Eddy Seigneur débute le cyclisme à 13 ans au VC Beauvais après avoir arpenté les terrains de foot et les tatamis. Très vite, il se découvre des qualités de rouleur au sein de l’équipe de France junior avec laquelle il dispute les championnats du monde junior. Après un passage chez les amateurs au CC Nogent où il remporte la Ronde de l’Oise, le beauvaisien est repéré par l’équipe Z qui lui offre une place de stagiaire. Pour sa première course, il remporte les deux épreuves chronométrées du Tour de Poitou-Charentes devant des coureurs pros référencés. Passé professionnel chez Z, il remportera notamment le prologue du Tour de l’Avenir sous ces couleurs. La formation sera ensuite connue sous l’appellation Gan en 1993, année où Seigneur remportera cinq nouvelles victoires dont quatre sur des contre-la-montre.


Un contexte trouble


Fort d’une victoire finale sur les 4 Jours de Dunkerque, le beauvaisien de la formation Gan a déjà réussi son année 1994. Une année qui marque en cyclisme probablement un pic dans ce que l’on a appelé les années EPO, la période la plus trouble de l’histoire de ce sport. A l’époque, certaines performances collectives ou individuelles quelque peu suspectes se succèdent avec en point d'orgue la très célèbre démonstration de l’équipe italienne Gewiss auteur d’un triplé stupéfiant sur la Flèche Wallonne en avril.

"Avec l’EPO, le cyclisme est devenu un sport de science. La première recrue maintenant, c’est le médecin !" avance Gilles Delion, ancien coureur professionnel, dans les colonnes de nos confrères du magazine Pédale !

C’est donc dans ce contexte agité qu’Eddy Seigneur participe à 25 ans à son premier Tour de France, lui qui revendique faire le métier à l'eau claire.

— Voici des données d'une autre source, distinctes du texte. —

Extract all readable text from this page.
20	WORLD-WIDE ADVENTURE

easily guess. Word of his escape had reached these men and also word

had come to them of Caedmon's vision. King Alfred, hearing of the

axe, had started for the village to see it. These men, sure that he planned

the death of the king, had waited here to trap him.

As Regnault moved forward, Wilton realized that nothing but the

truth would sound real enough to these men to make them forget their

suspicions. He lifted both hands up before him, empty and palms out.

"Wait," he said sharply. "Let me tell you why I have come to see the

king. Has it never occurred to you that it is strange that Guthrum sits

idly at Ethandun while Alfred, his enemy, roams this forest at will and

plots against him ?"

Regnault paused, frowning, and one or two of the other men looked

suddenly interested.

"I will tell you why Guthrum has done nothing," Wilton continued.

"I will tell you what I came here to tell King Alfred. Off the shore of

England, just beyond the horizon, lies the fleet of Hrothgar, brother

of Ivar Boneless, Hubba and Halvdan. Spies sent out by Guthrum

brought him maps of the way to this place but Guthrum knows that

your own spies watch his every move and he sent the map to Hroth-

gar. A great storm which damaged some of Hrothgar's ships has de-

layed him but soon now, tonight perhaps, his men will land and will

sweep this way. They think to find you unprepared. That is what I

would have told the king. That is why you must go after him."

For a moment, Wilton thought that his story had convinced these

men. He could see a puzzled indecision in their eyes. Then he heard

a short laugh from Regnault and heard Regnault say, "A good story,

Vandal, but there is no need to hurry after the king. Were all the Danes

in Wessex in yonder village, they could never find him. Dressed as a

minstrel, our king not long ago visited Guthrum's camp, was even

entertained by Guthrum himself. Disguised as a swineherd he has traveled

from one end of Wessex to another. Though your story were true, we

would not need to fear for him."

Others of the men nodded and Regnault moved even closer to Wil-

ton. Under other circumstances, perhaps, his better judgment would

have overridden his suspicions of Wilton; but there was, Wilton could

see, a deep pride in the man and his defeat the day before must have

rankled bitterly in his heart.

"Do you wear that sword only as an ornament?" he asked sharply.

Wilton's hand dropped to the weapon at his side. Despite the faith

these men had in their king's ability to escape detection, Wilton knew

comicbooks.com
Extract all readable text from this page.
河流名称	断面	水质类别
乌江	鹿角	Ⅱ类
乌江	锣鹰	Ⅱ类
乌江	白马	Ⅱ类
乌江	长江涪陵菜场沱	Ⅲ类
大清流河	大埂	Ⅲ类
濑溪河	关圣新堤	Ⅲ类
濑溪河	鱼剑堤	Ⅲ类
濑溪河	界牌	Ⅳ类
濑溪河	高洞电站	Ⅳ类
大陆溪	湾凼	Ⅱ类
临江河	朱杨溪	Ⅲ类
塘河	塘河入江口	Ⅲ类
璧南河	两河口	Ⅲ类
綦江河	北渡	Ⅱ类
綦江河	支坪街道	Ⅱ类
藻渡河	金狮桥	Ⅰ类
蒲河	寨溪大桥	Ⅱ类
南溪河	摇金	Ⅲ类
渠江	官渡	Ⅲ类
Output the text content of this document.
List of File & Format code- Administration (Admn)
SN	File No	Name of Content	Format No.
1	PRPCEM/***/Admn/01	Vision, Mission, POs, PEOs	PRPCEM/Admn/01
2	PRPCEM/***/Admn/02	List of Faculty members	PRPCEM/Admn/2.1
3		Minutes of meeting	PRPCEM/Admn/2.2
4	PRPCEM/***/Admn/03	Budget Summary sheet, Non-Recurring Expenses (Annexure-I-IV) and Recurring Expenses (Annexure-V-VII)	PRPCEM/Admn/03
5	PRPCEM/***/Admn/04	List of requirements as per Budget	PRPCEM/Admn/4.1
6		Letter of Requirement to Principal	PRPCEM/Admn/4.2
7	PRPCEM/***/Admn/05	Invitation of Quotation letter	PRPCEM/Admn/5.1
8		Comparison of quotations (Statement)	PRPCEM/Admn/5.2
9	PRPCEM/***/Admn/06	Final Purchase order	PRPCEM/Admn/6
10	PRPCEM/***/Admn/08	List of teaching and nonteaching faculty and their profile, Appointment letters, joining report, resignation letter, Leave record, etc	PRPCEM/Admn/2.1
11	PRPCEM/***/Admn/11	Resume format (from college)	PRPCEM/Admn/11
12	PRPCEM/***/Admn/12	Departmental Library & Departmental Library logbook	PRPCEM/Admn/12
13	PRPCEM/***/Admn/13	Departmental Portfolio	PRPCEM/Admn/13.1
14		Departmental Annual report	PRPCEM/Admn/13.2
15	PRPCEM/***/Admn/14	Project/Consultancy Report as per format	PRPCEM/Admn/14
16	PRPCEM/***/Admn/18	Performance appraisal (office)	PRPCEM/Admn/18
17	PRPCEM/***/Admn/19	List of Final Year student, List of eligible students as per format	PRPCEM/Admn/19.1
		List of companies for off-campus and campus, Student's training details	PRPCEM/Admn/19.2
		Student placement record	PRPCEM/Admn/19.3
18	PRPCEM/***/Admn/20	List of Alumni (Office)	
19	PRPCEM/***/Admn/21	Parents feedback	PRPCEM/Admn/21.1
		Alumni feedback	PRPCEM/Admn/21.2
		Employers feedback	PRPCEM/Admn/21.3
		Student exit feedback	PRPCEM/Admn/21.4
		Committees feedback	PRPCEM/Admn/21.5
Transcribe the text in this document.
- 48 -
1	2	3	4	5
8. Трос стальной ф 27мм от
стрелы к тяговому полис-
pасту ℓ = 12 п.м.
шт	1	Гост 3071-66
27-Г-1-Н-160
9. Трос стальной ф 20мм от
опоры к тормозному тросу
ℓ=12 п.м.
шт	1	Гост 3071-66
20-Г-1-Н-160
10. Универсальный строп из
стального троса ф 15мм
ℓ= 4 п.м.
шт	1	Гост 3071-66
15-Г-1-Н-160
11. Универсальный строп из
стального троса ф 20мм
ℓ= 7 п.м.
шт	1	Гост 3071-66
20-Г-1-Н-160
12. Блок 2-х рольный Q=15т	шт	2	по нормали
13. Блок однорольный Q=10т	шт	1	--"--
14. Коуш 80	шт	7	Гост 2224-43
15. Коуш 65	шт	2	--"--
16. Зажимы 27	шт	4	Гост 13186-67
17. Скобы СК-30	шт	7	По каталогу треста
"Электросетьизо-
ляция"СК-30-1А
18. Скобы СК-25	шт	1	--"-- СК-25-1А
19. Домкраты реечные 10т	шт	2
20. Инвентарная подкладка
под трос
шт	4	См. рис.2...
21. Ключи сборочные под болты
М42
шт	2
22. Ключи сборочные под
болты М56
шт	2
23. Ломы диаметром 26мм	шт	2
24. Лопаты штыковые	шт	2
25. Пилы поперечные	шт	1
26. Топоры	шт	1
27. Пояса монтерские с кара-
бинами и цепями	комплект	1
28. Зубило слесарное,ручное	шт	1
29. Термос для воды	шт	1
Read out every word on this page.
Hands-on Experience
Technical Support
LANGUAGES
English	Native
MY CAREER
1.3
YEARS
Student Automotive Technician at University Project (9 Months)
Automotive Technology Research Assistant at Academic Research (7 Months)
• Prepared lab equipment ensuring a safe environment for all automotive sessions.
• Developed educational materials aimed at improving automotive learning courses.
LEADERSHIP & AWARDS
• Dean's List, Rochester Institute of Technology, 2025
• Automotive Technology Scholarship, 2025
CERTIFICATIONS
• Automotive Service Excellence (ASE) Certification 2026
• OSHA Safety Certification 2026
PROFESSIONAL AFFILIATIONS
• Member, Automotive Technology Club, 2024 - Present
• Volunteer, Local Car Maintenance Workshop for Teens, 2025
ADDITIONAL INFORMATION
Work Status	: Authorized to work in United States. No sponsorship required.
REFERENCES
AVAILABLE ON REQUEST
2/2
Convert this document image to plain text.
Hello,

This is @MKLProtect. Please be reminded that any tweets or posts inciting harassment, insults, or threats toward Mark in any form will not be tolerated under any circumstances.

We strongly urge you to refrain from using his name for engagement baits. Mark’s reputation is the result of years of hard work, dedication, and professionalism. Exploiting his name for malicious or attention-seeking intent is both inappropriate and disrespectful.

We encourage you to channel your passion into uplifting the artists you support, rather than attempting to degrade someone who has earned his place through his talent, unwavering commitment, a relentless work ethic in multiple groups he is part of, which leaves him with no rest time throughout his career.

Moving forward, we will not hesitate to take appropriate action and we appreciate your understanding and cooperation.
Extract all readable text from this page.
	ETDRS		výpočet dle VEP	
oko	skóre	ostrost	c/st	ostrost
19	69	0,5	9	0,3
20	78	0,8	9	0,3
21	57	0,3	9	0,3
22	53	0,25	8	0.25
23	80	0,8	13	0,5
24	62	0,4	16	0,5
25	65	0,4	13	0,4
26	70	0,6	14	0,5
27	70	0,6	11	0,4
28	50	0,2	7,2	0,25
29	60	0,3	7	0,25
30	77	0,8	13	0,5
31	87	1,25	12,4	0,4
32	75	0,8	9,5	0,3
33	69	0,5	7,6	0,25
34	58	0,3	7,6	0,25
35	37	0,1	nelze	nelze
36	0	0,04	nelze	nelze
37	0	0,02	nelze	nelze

"Je n’ai jamais voulu rentrer dans ce jeu-là. Je voulais que ma fille me voit vieillir, après ce que j’ai vécu avec la mort de mon père d’une crise cardiaque" avouait-il il y a quelques années à nos confrères du Courrier Picard.


AFP/Yves Sieur


Les débuts victorieux sur le Tour


Catalogué rouleur, le beauvaisien débute le Tour de France en obtenant une belle septième place lors du prologue de Lille, à bonne distance tout de même de son équipier Chris Boardman et de Miguel Indurain futur vainqueur d'un quatrième Tour de France d'affilée.

La suite de la course est beaucoup plus difficile pour le beauvaisien qui doit défendre le maillot jaune de son équipier pendant 3 jours et s’accrocher en montagne.

Mais Seigneur trouve enfin l’ouverture pour la dernière étape du Tour et le traditionnel "défilé" sur les Champs-Elysées réservé aux sprinteurs se retrouve être une fois n'est pas coutume réservé aux audacieux.

A 50 kilomètres de l’arrivée, 5 coureurs parviennent à s’échapper dans le deuxième tour de circuit. Flanqué de ses 4 compagnons d’échappée, Seigneur parvient à creuser un écart conséquent d’une minute et à deux tours de l’arrivée, l’écart est toujours de 34 secondes. Le peloton ne s’organise pas réellement derrière les cinq échappés et pour la première fois depuis 1979, un attaquant lèvera les bras sur la célèbre avenue parisienne.

Juste avant la flamme rouge, l’américain Andreu décide de fausser compagnie à ses camarades d’échappée. Le coureur de la formation Motorola semble bien parti mais Seigneur démarre à son tour et le déborde dans les derniers hectomètres, le beauvaisien peut lever les bras sur les Champs-Elysées, "une victoire magnifique et gravée à jamais" comme il le confiait à nos confrères du Parisien il y a un an.


Aujourd’hui chauffeur de taxi à Chantilly, le coureur beauvaisien n’oubliera en effet pas ce jour de juillet 1994 qui l’a consacré sur la plus belle avenue du monde.